The Court addressed two main questions: whether the federal court properly heard the case after statehood, and whether the trial court properly excluded testimony from two physicians who had examined the employee. The majority held that the defendant waived jurisdictional objections by answering on the merits in federal court. On the medical evidence, the Court read Arizona law to protect both what a patient tells a doctor and what a doctor learns by personal examination, and concluded the statute's waiver clause applied only when the patient voluntarily testifies about communications to the doctor.
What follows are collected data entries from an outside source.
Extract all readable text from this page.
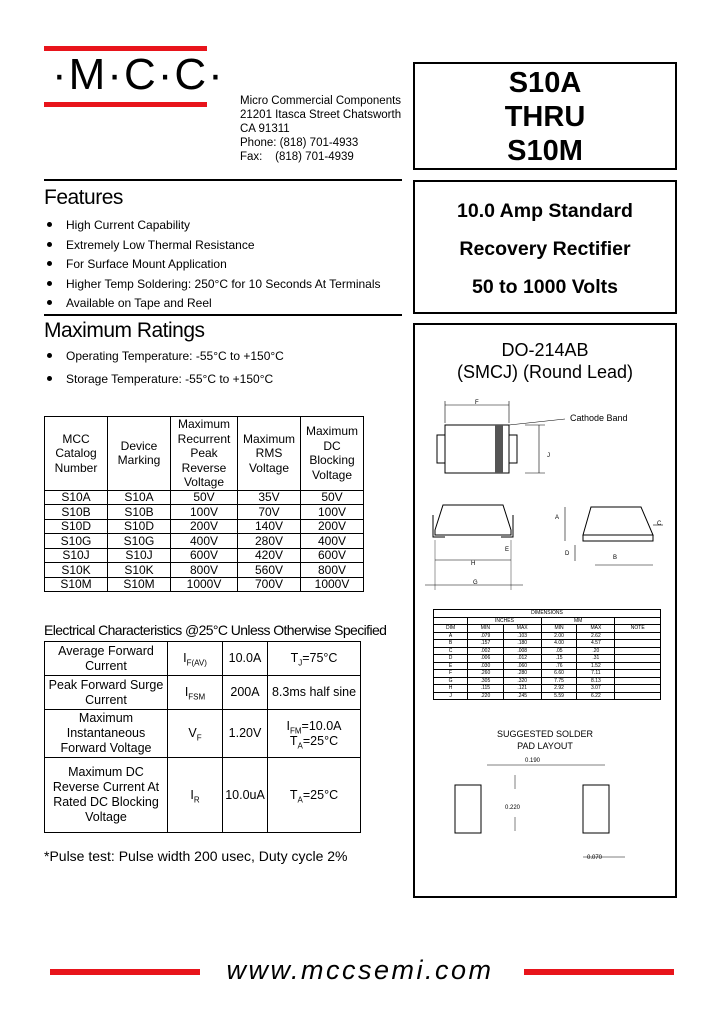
·M·C·C·
Micro Commercial Components
21201 Itasca Street Chatsworth
CA 91311
Phone: (818) 701-4933
Fax:    (818) 701-4939
S10A
THRU
S10M
10.0 Amp Standard
Recovery Rectifier
50 to 1000 Volts
Features
High Current Capability
Extremely Low Thermal Resistance
For Surface Mount Application
Higher Temp Soldering: 250°C for 10 Seconds At Terminals
Available on Tape and Reel
Maximum Ratings
Operating Temperature: -55°C to +150°C
Storage Temperature: -55°C to +150°C
MCC Catalog Number	Device Marking	Maximum Recurrent Peak Reverse Voltage	Maximum RMS Voltage	Maximum DC Blocking Voltage
S10A	S10A	50V	35V	50V
S10B	S10B	100V	70V	100V
S10D	S10D	200V	140V	200V
S10G	S10G	400V	280V	400V
S10J	S10J	600V	420V	600V
S10K	S10K	800V	560V	800V
S10M	S10M	1000V	700V	1000V
Electrical Characteristics @25°C Unless Otherwise Specified
Average Forward Current	$I_{F(AV)}$	10.0A	$T_J=75^\circ C$
Peak Forward Surge Current	$I_{FSM}$	200A	8.3ms half sine
Maximum Instantaneous Forward Voltage	$V_F$	1.20V	$I_{FM}=10.0A$
$T_A=25^\circ C$
Maximum DC Reverse Current At Rated DC Blocking Voltage	$I_R$	10.0uA	$T_A=25^\circ C$
*Pulse test: Pulse width 200 usec, Duty cycle 2%
DO-214AB
(SMCJ) (Round Lead)
Cathode Band
F
J
A
C
E
D
B
H
G
DIMENSIONS					
	INCHES		MM		
DIM	MIN	MAX	MIN	MAX	NOTE
A	.079	.103	2.00	2.62	
B	.157	.180	4.00	4.57	
C	.002	.008	.05	.20	
D	.006	.012	.15	.31	
E	.030	.060	.76	1.52	
F	.260	.280	6.60	7.11	
G	.305	.320	7.75	8.13	
H	.115	.121	2.92	3.07	
J	.220	.245	5.59	6.22	
SUGGESTED SOLDER
PAD LAYOUT
0.190
0.220
0.070
www.mccsemi.com
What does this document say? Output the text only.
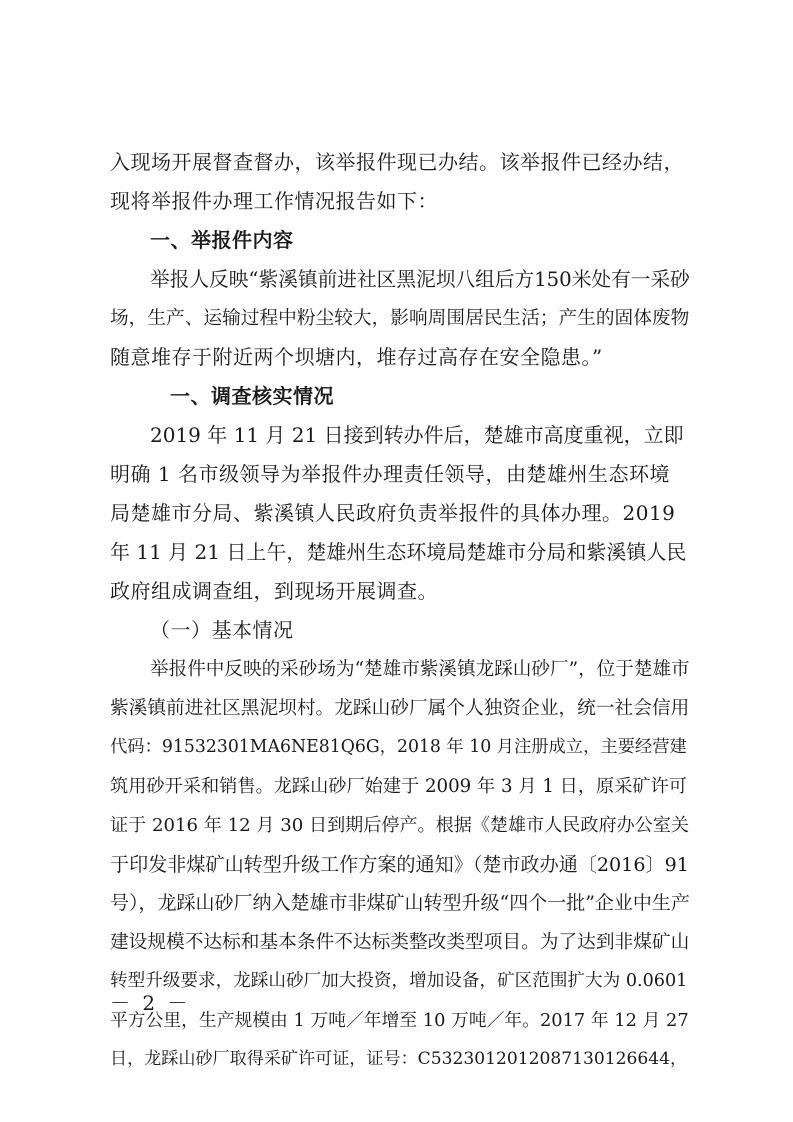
入现场开展督查督办，该举报件现已办结。该举报件已经办结，
现将举报件办理工作情况报告如下：
一、举报件内容
举报人反映“紫溪镇前进社区黑泥坝八组后方150米处有一采砂
场，生产、运输过程中粉尘较大，影响周围居民生活；产生的固体废物
随意堆存于附近两个坝塘内，堆存过高存在安全隐患。”
一、调查核实情况
2019 年 11 月 21 日接到转办件后，楚雄市高度重视，立即
明确 1 名市级领导为举报件办理责任领导，由楚雄州生态环境
局楚雄市分局、紫溪镇人民政府负责举报件的具体办理。2019
年 11 月 21 日上午，楚雄州生态环境局楚雄市分局和紫溪镇人民
政府组成调查组，到现场开展调查。
（一）基本情况
举报件中反映的采砂场为“楚雄市紫溪镇龙踩山砂厂”，位于楚雄市
紫溪镇前进社区黑泥坝村。龙踩山砂厂属个人独资企业，统一社会信用
代码：91532301MA6NE81Q6G，2018 年 10 月注册成立，主要经营建
筑用砂开采和销售。龙踩山砂厂始建于 2009 年 3 月 1 日，原采矿许可
证于 2016 年 12 月 30 日到期后停产。根据《楚雄市人民政府办公室关
于印发非煤矿山转型升级工作方案的通知》（楚市政办通〔2016〕91
号），龙踩山砂厂纳入楚雄市非煤矿山转型升级“四个一批”企业中生产
建设规模不达标和基本条件不达标类整改类型项目。为了达到非煤矿山
转型升级要求，龙踩山砂厂加大投资，增加设备，矿区范围扩大为 0.0601
平方公里，生产规模由 1 万吨／年增至 10 万吨／年。2017 年 12 月 27
日，龙踩山砂厂取得采矿许可证，证号：C5323012012087130126644，
－ 2 －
Because the plaintiff did not expressly testify about those communications, the trial court properly excluded the doctors' testimony.

Real world impact

The decision lets state law bar physician testimony about bedside examinations unless the patient expressly waives that protection by testifying about what was told to the doctor. That limits a defendant’s ability to use treating physicians to contradict an injured worker’s account. It also confirms that litigants who proceed on the merits in federal court can lose technical jurisdictional objections.

Dissents or concurrances

Justices Hughes and Day dissented, arguing the patient’s testimony about his condition and his nurse’s testimony should have waived the privilege and allowed the doctors to be questioned.